Pachka miró a la torre por encima de mi hombro, bostezó y dijo tranquilamente:

—¡Quién sabe!

Este pequeño coloquio con el niño me calmó; pero no por largo rato. Pachka, al notar mi inquietud, fijó nuevamente sus grandes ojos en la lucecita, me miró a mí y exclamó:

—Tengo miedo...

Entonces, sin darme cuenta de mis actos, estreché al niño contra mi pecho y di un latigazo al caballo

—¡Qué tontería!—pensaba interiormente—. Esta aparición me turba porque no me la explico; todo lo incomprensible inspira miedo.

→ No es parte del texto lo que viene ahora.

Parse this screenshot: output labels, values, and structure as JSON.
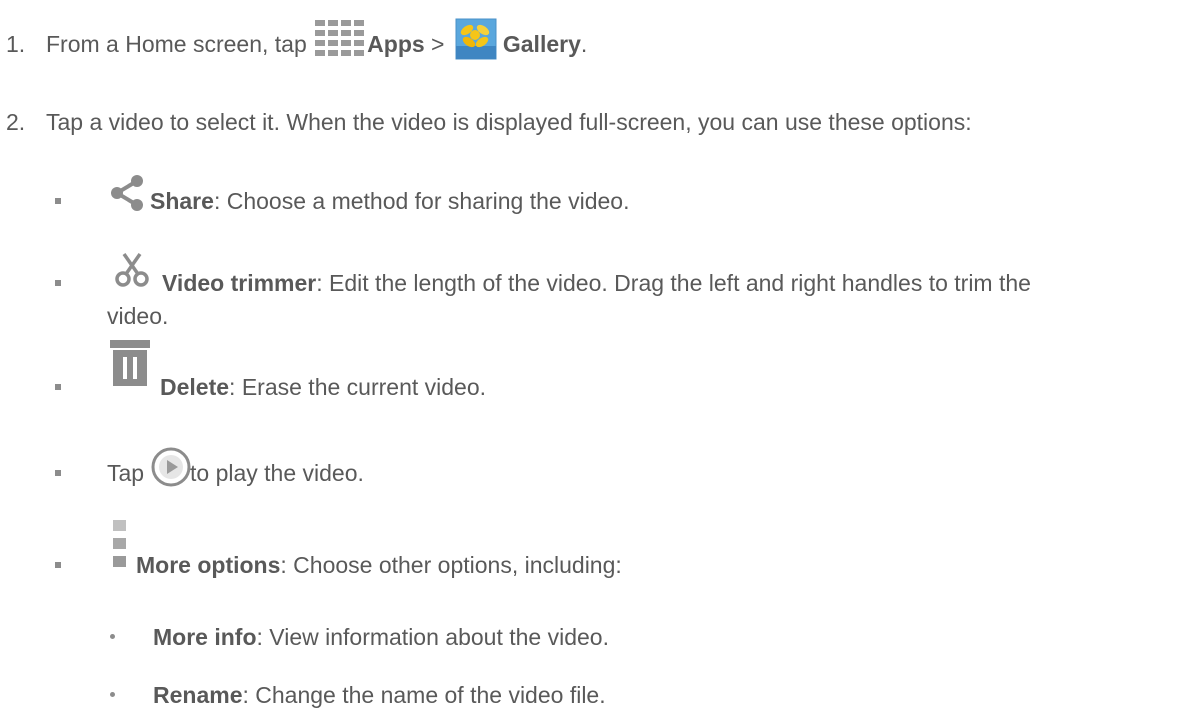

Así trataba de tranquilizarme; pero a pesar de esto no paraba de fustigar al caballo.

Al llegar a la estación, me entretuve una hora en charlar con el jefe de la misma, leí dos o tres periódicos; pero el malestar no me abandonaba. Al regreso, ya no vi la lucecita; pero las casas, los tilos y el monte me parecían animados.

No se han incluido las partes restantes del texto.